Napat Chuanrumluek, a member of Chart Thai Pattana Party’s economic team, said Asean could be more robust if the member countries worked more closely together.

He agreed that Thailand has an advantage in geopolitics and geoeconomics, but stressed that the environment, politics, and the economy must be developed to allow it to meet its full potential. Environmental issues were particularly important, he noted, particularly the effects of pollution caused by crop burning on communities unable to move away from the most badly affected areas.

“Asean is waiting for the time to rise exponentially,” he said.

He also vowed to join with other political parties to bring maximum benefits to the people.

Kiat Sittheeamorn

Kiat Sittheeamorn, a member of the Democrat Party’s economic policy committee, said the Asean region is playing an important role in the global society. “But Asean needs to be stronger to reap the benefits,” he said.

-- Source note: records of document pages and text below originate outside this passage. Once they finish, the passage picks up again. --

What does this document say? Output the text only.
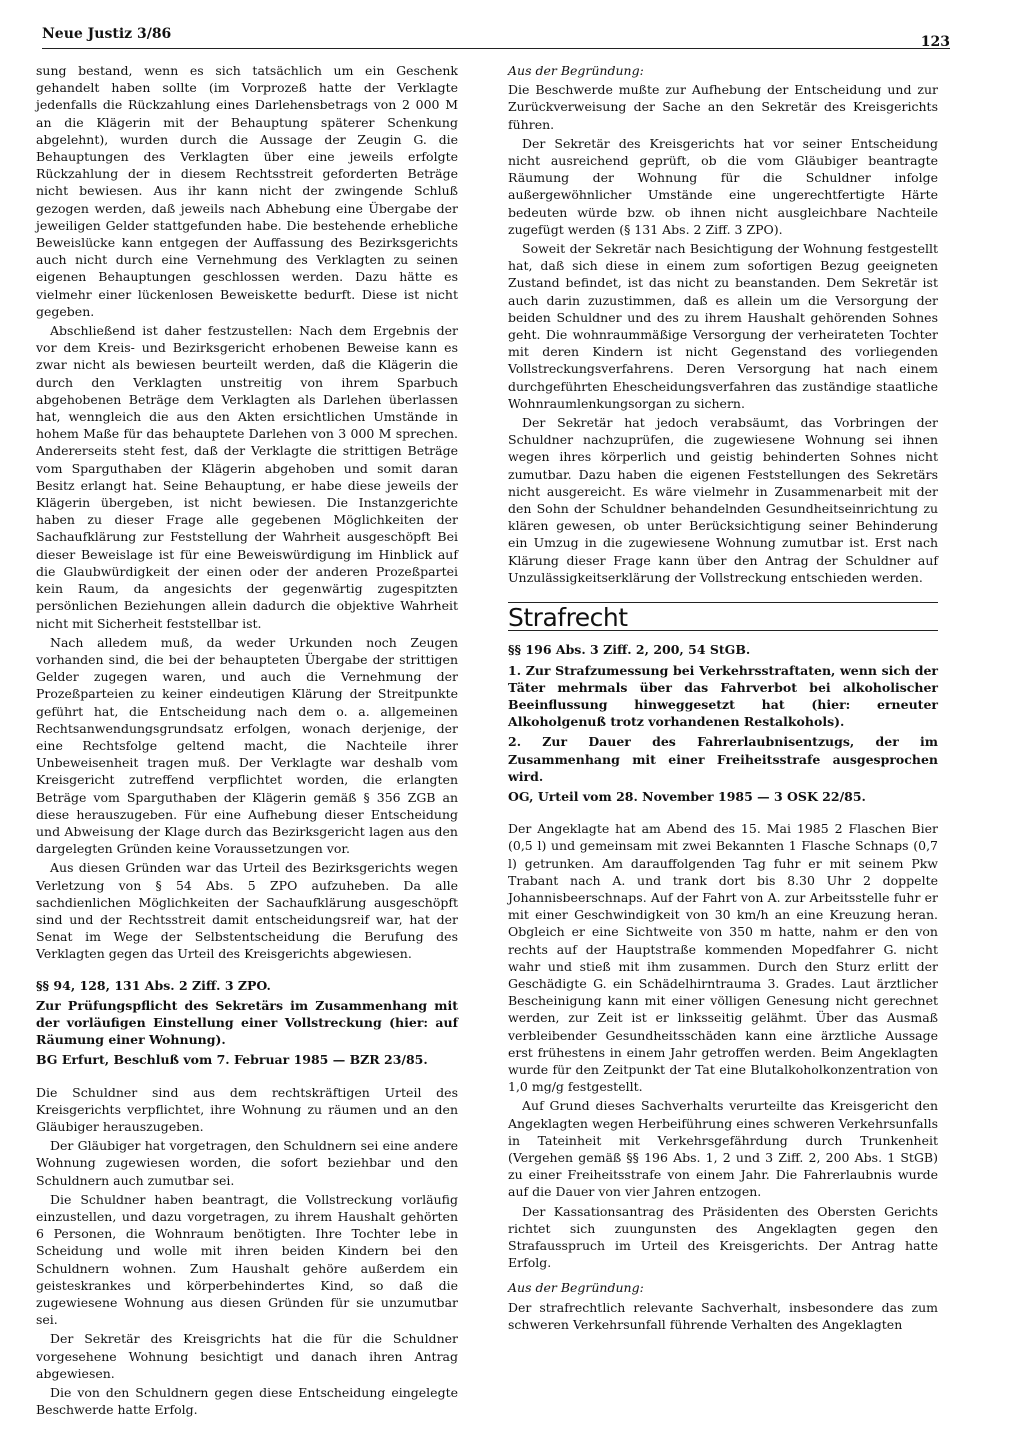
Neue Justiz 3/86	123

sung bestand, wenn es sich tatsächlich um ein Geschenk gehandelt haben sollte (im Vorprozeß hatte der Verklagte jedenfalls die Rückzahlung eines Darlehensbetrags von 2 000 M an die Klägerin mit der Behauptung späterer Schenkung abgelehnt), wurden durch die Aussage der Zeugin G. die Behauptungen des Verklagten über eine jeweils erfolgte Rückzahlung der in diesem Rechtsstreit geforderten Beträge nicht bewiesen. Aus ihr kann nicht der zwingende Schluß gezogen werden, daß jeweils nach Abhebung eine Übergabe der jeweiligen Gelder stattgefunden habe. Die bestehende erhebliche Beweislücke kann entgegen der Auffassung des Bezirksgerichts auch nicht durch eine Vernehmung des Verklagten zu seinen eigenen Behauptungen geschlossen werden. Dazu hätte es vielmehr einer lückenlosen Beweiskette bedurft. Diese ist nicht gegeben.

Abschließend ist daher festzustellen: Nach dem Ergebnis der vor dem Kreis- und Bezirksgericht erhobenen Beweise kann es zwar nicht als bewiesen beurteilt werden, daß die Klägerin die durch den Verklagten unstreitig von ihrem Sparbuch abgehobenen Beträge dem Verklagten als Darlehen überlassen hat, wenngleich die aus den Akten ersichtlichen Umstände in hohem Maße für das behauptete Darlehen von 3 000 M sprechen. Andererseits steht fest, daß der Verklagte die strittigen Beträge vom Sparguthaben der Klägerin abgehoben und somit daran Besitz erlangt hat. Seine Behauptung, er habe diese jeweils der Klägerin übergeben, ist nicht bewiesen. Die Instanzgerichte haben zu dieser Frage alle gegebenen Möglichkeiten der Sachaufklärung zur Feststellung der Wahrheit ausgeschöpft Bei dieser Beweislage ist für eine Beweiswürdigung im Hinblick auf die Glaubwürdigkeit der einen oder der anderen Prozeßpartei kein Raum, da angesichts der gegenwärtig zugespitzten persönlichen Beziehungen allein dadurch die objektive Wahrheit nicht mit Sicherheit feststellbar ist.

Nach alledem muß, da weder Urkunden noch Zeugen vorhanden sind, die bei der behaupteten Übergabe der strittigen Gelder zugegen waren, und auch die Vernehmung der Prozeßparteien zu keiner eindeutigen Klärung der Streitpunkte geführt hat, die Entscheidung nach dem o. a. allgemeinen Rechtsanwendungsgrundsatz erfolgen, wonach derjenige, der eine Rechtsfolge geltend macht, die Nachteile ihrer Unbeweisenheit tragen muß. Der Verklagte war deshalb vom Kreisgericht zutreffend verpflichtet worden, die erlangten Beträge vom Sparguthaben der Klägerin gemäß § 356 ZGB an diese herauszugeben. Für eine Aufhebung dieser Entscheidung und Abweisung der Klage durch das Bezirksgericht lagen aus den dargelegten Gründen keine Voraussetzungen vor.

Aus diesen Gründen war das Urteil des Bezirksgerichts wegen Verletzung von § 54 Abs. 5 ZPO aufzuheben. Da alle sachdienlichen Möglichkeiten der Sachaufklärung ausgeschöpft sind und der Rechtsstreit damit entscheidungsreif war, hat der Senat im Wege der Selbstentscheidung die Berufung des Verklagten gegen das Urteil des Kreisgerichts abgewiesen.

§§ 94, 128, 131 Abs. 2 Ziff. 3 ZPO.

Zur Prüfungspflicht des Sekretärs im Zusammenhang mit der vorläufigen Einstellung einer Vollstreckung (hier: auf Räumung einer Wohnung).

BG Erfurt, Beschluß vom 7. Februar 1985 — BZR 23/85.

Die Schuldner sind aus dem rechtskräftigen Urteil des Kreisgerichts verpflichtet, ihre Wohnung zu räumen und an den Gläubiger herauszugeben.

Der Gläubiger hat vorgetragen, den Schuldnern sei eine andere Wohnung zugewiesen worden, die sofort beziehbar und den Schuldnern auch zumutbar sei.

Die Schuldner haben beantragt, die Vollstreckung vorläufig einzustellen, und dazu vorgetragen, zu ihrem Haushalt gehörten 6 Personen, die Wohnraum benötigten. Ihre Tochter lebe in Scheidung und wolle mit ihren beiden Kindern bei den Schuldnern wohnen. Zum Haushalt gehöre außerdem ein geisteskrankes und körperbehindertes Kind, so daß die zugewiesene Wohnung aus diesen Gründen für sie unzumutbar sei.

Der Sekretär des Kreisgrichts hat die für die Schuldner vorgesehene Wohnung besichtigt und danach ihren Antrag abgewiesen.

Die von den Schuldnern gegen diese Entscheidung eingelegte Beschwerde hatte Erfolg.

Aus der Begründung:

Die Beschwerde mußte zur Aufhebung der Entscheidung und zur Zurückverweisung der Sache an den Sekretär des Kreisgerichts führen.

Der Sekretär des Kreisgerichts hat vor seiner Entscheidung nicht ausreichend geprüft, ob die vom Gläubiger beantragte Räumung der Wohnung für die Schuldner infolge außergewöhnlicher Umstände eine ungerechtfertigte Härte bedeuten würde bzw. ob ihnen nicht ausgleichbare Nachteile zugefügt werden (§ 131 Abs. 2 Ziff. 3 ZPO).

Soweit der Sekretär nach Besichtigung der Wohnung festgestellt hat, daß sich diese in einem zum sofortigen Bezug geeigneten Zustand befindet, ist das nicht zu beanstanden. Dem Sekretär ist auch darin zuzustimmen, daß es allein um die Versorgung der beiden Schuldner und des zu ihrem Haushalt gehörenden Sohnes geht. Die wohnraummäßige Versorgung der verheirateten Tochter mit deren Kindern ist nicht Gegenstand des vorliegenden Vollstreckungsverfahrens. Deren Versorgung hat nach einem durchgeführten Ehescheidungsverfahren das zuständige staatliche Wohnraumlenkungsorgan zu sichern.

Der Sekretär hat jedoch verabsäumt, das Vorbringen der Schuldner nachzuprüfen, die zugewiesene Wohnung sei ihnen wegen ihres körperlich und geistig behinderten Sohnes nicht zumutbar. Dazu haben die eigenen Feststellungen des Sekretärs nicht ausgereicht. Es wäre vielmehr in Zusammenarbeit mit der den Sohn der Schuldner behandelnden Gesundheitseinrichtung zu klären gewesen, ob unter Berücksichtigung seiner Behinderung ein Umzug in die zugewiesene Wohnung zumutbar ist. Erst nach Klärung dieser Frage kann über den Antrag der Schuldner auf Unzulässigkeitserklärung der Vollstreckung entschieden werden.

Strafrecht

§§ 196 Abs. 3 Ziff. 2, 200, 54 StGB.

1. Zur Strafzumessung bei Verkehrsstraftaten, wenn sich der Täter mehrmals über das Fahrverbot bei alkoholischer Beeinflussung hinweggesetzt hat (hier: erneuter Alkoholgenuß trotz vorhandenen Restalkohols).

2. Zur Dauer des Fahrerlaubnisentzugs, der im Zusammenhang mit einer Freiheitsstrafe ausgesprochen wird.

OG, Urteil vom 28. November 1985 — 3 OSK 22/85.

Der Angeklagte hat am Abend des 15. Mai 1985 2 Flaschen Bier (0,5 l) und gemeinsam mit zwei Bekannten 1 Flasche Schnaps (0,7 l) getrunken. Am darauffolgenden Tag fuhr er mit seinem Pkw Trabant nach A. und trank dort bis 8.30 Uhr 2 doppelte Johannisbeerschnaps. Auf der Fahrt von A. zur Arbeitsstelle fuhr er mit einer Geschwindigkeit von 30 km/h an eine Kreuzung heran. Obgleich er eine Sichtweite von 350 m hatte, nahm er den von rechts auf der Hauptstraße kommenden Mopedfahrer G. nicht wahr und stieß mit ihm zusammen. Durch den Sturz erlitt der Geschädigte G. ein Schädelhirntrauma 3. Grades. Laut ärztlicher Bescheinigung kann mit einer völligen Genesung nicht gerechnet werden, zur Zeit ist er linksseitig gelähmt. Über das Ausmaß verbleibender Gesundheitsschäden kann eine ärztliche Aussage erst frühestens in einem Jahr getroffen werden. Beim Angeklagten wurde für den Zeitpunkt der Tat eine Blutalkoholkonzentration von 1,0 mg/g festgestellt.

Auf Grund dieses Sachverhalts verurteilte das Kreisgericht den Angeklagten wegen Herbeiführung eines schweren Verkehrsunfalls in Tateinheit mit Verkehrsgefährdung durch Trunkenheit (Vergehen gemäß §§ 196 Abs. 1, 2 und 3 Ziff. 2, 200 Abs. 1 StGB) zu einer Freiheitsstrafe von einem Jahr. Die Fahrerlaubnis wurde auf die Dauer von vier Jahren entzogen.

Der Kassationsantrag des Präsidenten des Obersten Gerichts richtet sich zuungunsten des Angeklagten gegen den Strafausspruch im Urteil des Kreisgerichts. Der Antrag hatte Erfolg.

Aus der Begründung:

Der strafrechtlich relevante Sachverhalt, insbesondere das zum schweren Verkehrsunfall führende Verhalten des Angeklagten
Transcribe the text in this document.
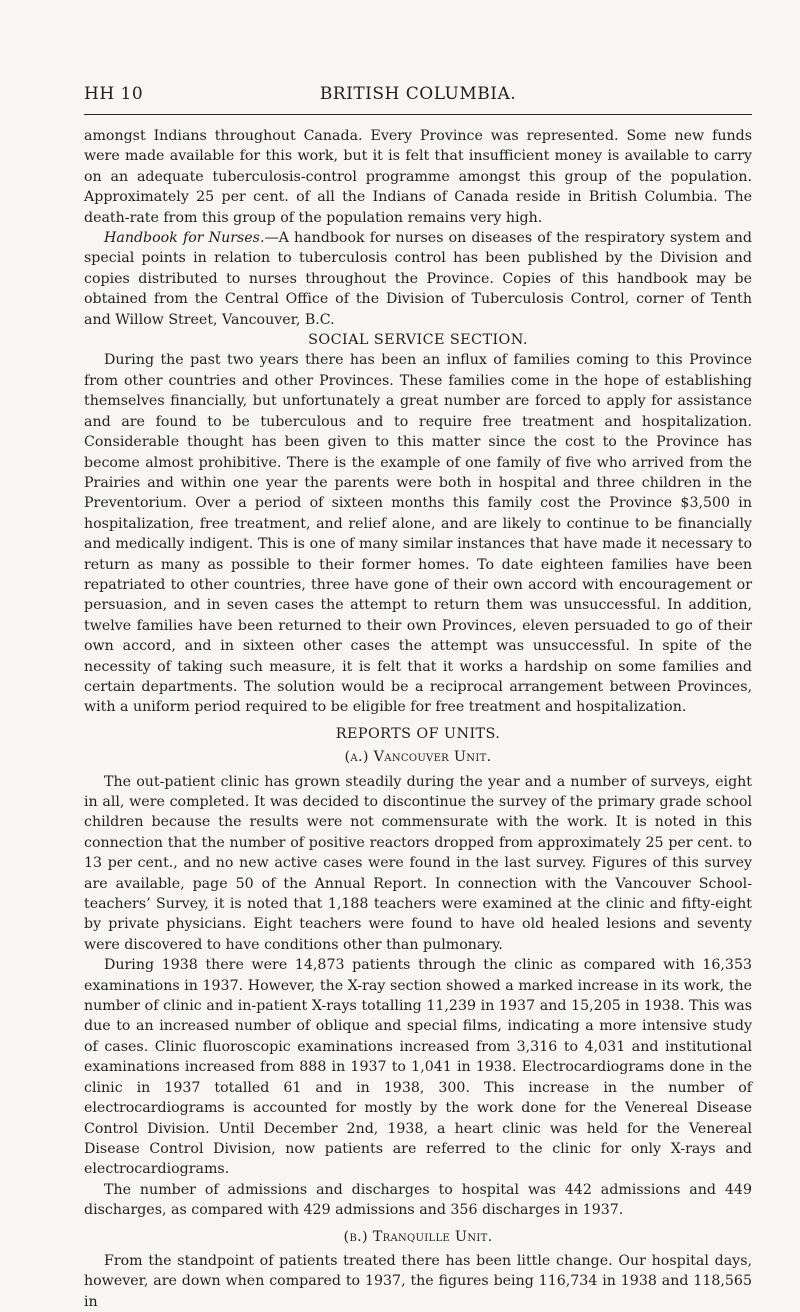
HH 10	BRITISH COLUMBIA.

amongst Indians throughout Canada. Every Province was represented. Some new funds were made available for this work, but it is felt that insufficient money is available to carry on an adequate tuberculosis-control programme amongst this group of the population. Approximately 25 per cent. of all the Indians of Canada reside in British Columbia. The death-rate from this group of the population remains very high.

Handbook for Nurses.—A handbook for nurses on diseases of the respiratory system and special points in relation to tuberculosis control has been published by the Division and copies distributed to nurses throughout the Province. Copies of this handbook may be obtained from the Central Office of the Division of Tuberculosis Control, corner of Tenth and Willow Street, Vancouver, B.C.

SOCIAL SERVICE SECTION.

During the past two years there has been an influx of families coming to this Province from other countries and other Provinces. These families come in the hope of establishing themselves financially, but unfortunately a great number are forced to apply for assistance and are found to be tuberculous and to require free treatment and hospitalization. Considerable thought has been given to this matter since the cost to the Province has become almost prohibitive. There is the example of one family of five who arrived from the Prairies and within one year the parents were both in hospital and three children in the Preventorium. Over a period of sixteen months this family cost the Province $3,500 in hospitalization, free treatment, and relief alone, and are likely to continue to be financially and medically indigent. This is one of many similar instances that have made it necessary to return as many as possible to their former homes. To date eighteen families have been repatriated to other countries, three have gone of their own accord with encouragement or persuasion, and in seven cases the attempt to return them was unsuccessful. In addition, twelve families have been returned to their own Provinces, eleven persuaded to go of their own accord, and in sixteen other cases the attempt was unsuccessful. In spite of the necessity of taking such measure, it is felt that it works a hardship on some families and certain departments. The solution would be a reciprocal arrangement between Provinces, with a uniform period required to be eligible for free treatment and hospitalization.

REPORTS OF UNITS.
(a.) Vancouver Unit.

The out-patient clinic has grown steadily during the year and a number of surveys, eight in all, were completed. It was decided to discontinue the survey of the primary grade school children because the results were not commensurate with the work. It is noted in this connection that the number of positive reactors dropped from approximately 25 per cent. to 13 per cent., and no new active cases were found in the last survey. Figures of this survey are available, page 50 of the Annual Report. In connection with the Vancouver School-teachers’ Survey, it is noted that 1,188 teachers were examined at the clinic and fifty-eight by private physicians. Eight teachers were found to have old healed lesions and seventy were discovered to have conditions other than pulmonary.

During 1938 there were 14,873 patients through the clinic as compared with 16,353 examinations in 1937. However, the X-ray section showed a marked increase in its work, the number of clinic and in-patient X-rays totalling 11,239 in 1937 and 15,205 in 1938. This was due to an increased number of oblique and special films, indicating a more intensive study of cases. Clinic fluoroscopic examinations increased from 3,316 to 4,031 and institutional examinations increased from 888 in 1937 to 1,041 in 1938. Electrocardiograms done in the clinic in 1937 totalled 61 and in 1938, 300. This increase in the number of electrocardiograms is accounted for mostly by the work done for the Venereal Disease Control Division. Until December 2nd, 1938, a heart clinic was held for the Venereal Disease Control Division, now patients are referred to the clinic for only X-rays and electrocardiograms.

The number of admissions and discharges to hospital was 442 admissions and 449 discharges, as compared with 429 admissions and 356 discharges in 1937.

(b.) Tranquille Unit.

From the standpoint of patients treated there has been little change. Our hospital days, however, are down when compared to 1937, the figures being 116,734 in 1938 and 118,565 in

He said Thailand should join hands with other countries in dealing with international issues, such as the conflict in Myanmar and problems related to Rohingya and Uyghur refugees.

The situation in Myanmar could be resolved if many countries agreed to cooperate, he said, adding that he expects the issue to be resolved once China takes action.

He also expressed the view that providing ethnic groups access to human rights was urgent.

“Many countries are offering ID cards to ethnic groups and allowing them to stay for around five years before permitting them to register for citizenship,” he said.

He also confirmed that Thailand has the potential to lead Asean, though that would depend on who was elected as prime minister.

He added that media outlets have a role to play in encouraging people to vote for good people for the House of Representatives.

“All people have a role in driving the country forwards,” he said.

Kiat went on to say that Thailand should tackle PM2.5 pollution by offering incentives and imposing punishments.

“But before that, we must negotiate to get the approval from many parties,” he said.

He said Thailand should not accept any EIA that affects the people, pointing out that project owners were far more interested in saving on costs than mitigating the impacts on people.

Noppadon Pattama

Noppadon Pattama, deputy chairman of Pheu Thai Party’s strategy committee, said Thailand must play a role in dealing with various issues in Asean region.

He said Thailand was not interfering with the unrest in Myanmar so as to maintain a strong relationship and prevent difficulties in dealing with other issues, such as narcotics and PM2.5.

“Asean is still important and Thailand must have a role in the region,” he said.

He added that Asean must be stronger if it is to solve many issues in the region, such as human rights and environmental problems.